2 Responses to “Treasury Sales (Not) Weak On Debt Worries”

  1. proreason says:

    One of my interests is baseball statistics. One of the key things about baseball that few people understand is that the game changes over time, and that evaluating a players value has to be put in the context of the era.

    For example, in 1920 the game changed dramatically, going from the dead ball era to the live ball era. It wasn’t that the ball changed. The key differences were that prior to 1920, balls were left in the game unless lost (foul balls were even thrown back into play), and pitchers were allowed to manipulate the ball. By the end of a game the ball was so hard to see, had been so mushed up, and had been spit on and marked up so much that getting a hit was a near miracle. After 1920, new balls were put in play whenever a ball was mashed or marked, and pitchers were forbidden from scarring them or spitting on them. Consequently, scoring in the 10 years after 1920 was about 25% higher than before that watershed. (eventually, by the way, pitchers learned how to adjust and scoring descended again). And that is by no means the only example of a dramatic change in the game. Night baseball is another one. Scoring dropped significantly as night baseball was introduced, because the ball is harder to see in unnatural light.

    So comparing the skill of a player from 1916 can only be done in light of the dramatic change from the live ball era. A run produced in 1916 is about 25% more valuable than a run produced in 1924. You get the idea.

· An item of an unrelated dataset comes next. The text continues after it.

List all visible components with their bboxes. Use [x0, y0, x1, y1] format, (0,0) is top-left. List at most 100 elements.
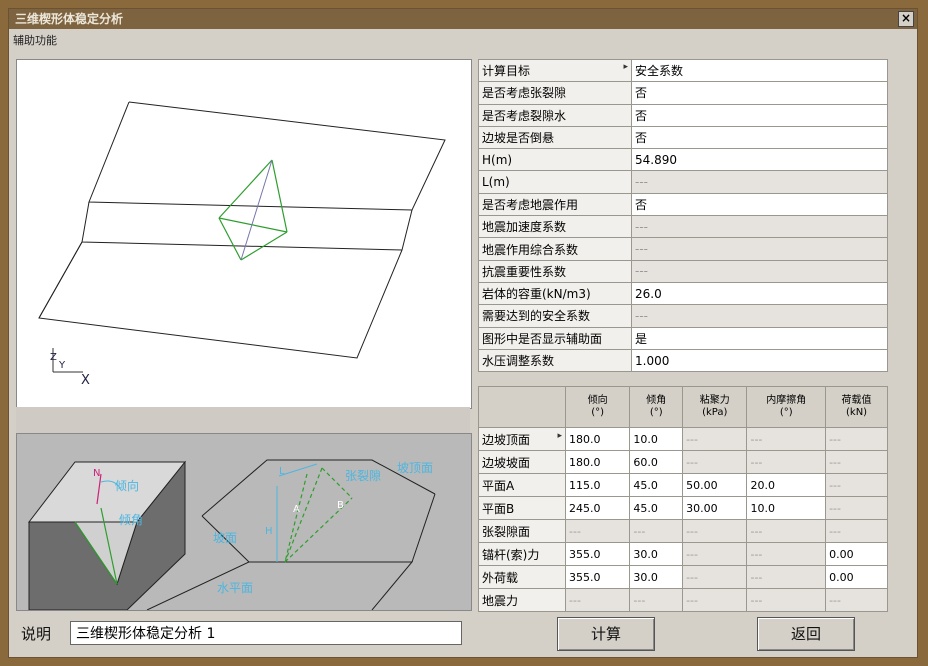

    So, let’s think about this bond auction. Shockingly, apparently, the interest rate went down in the latest auction, despite the crises on the horizon where the US will default on its debt and the economic universe will collapse. But a lower interest rate for Treasury securities means that people this month want to buy US debt even MORE than the prior months. Somehow, even though we are assured that the US is about to collapse, people want our bonds now even more than before.

    Could it be that despite our economic problems, the problems elsewhere are even worse? And that people still view the US as the safe haven for their money? Despite what the smartest man to even lives says about it?

    Everything, including baseball and government bonds, is realative you see. Even the Marxist in Chief hasn’t convinced the world yet that the US is just another country.

  2. Reality Bytes says:

    Nothing New in Raising the Debt Limit

    From the psudo intellectual Do Do’s @ CBS Marketwatch


    Take a look at the debt to GDP charts. They include historical ratios too so you can see why Ike & Ronaldus Maximus were justified in raising the debt limit; AT 25-55% WERE GOOD FOR IT.

    At 90 – 120% it’s time to call in Congress’ credit. Oh wait! They don’t have any. They just take ours!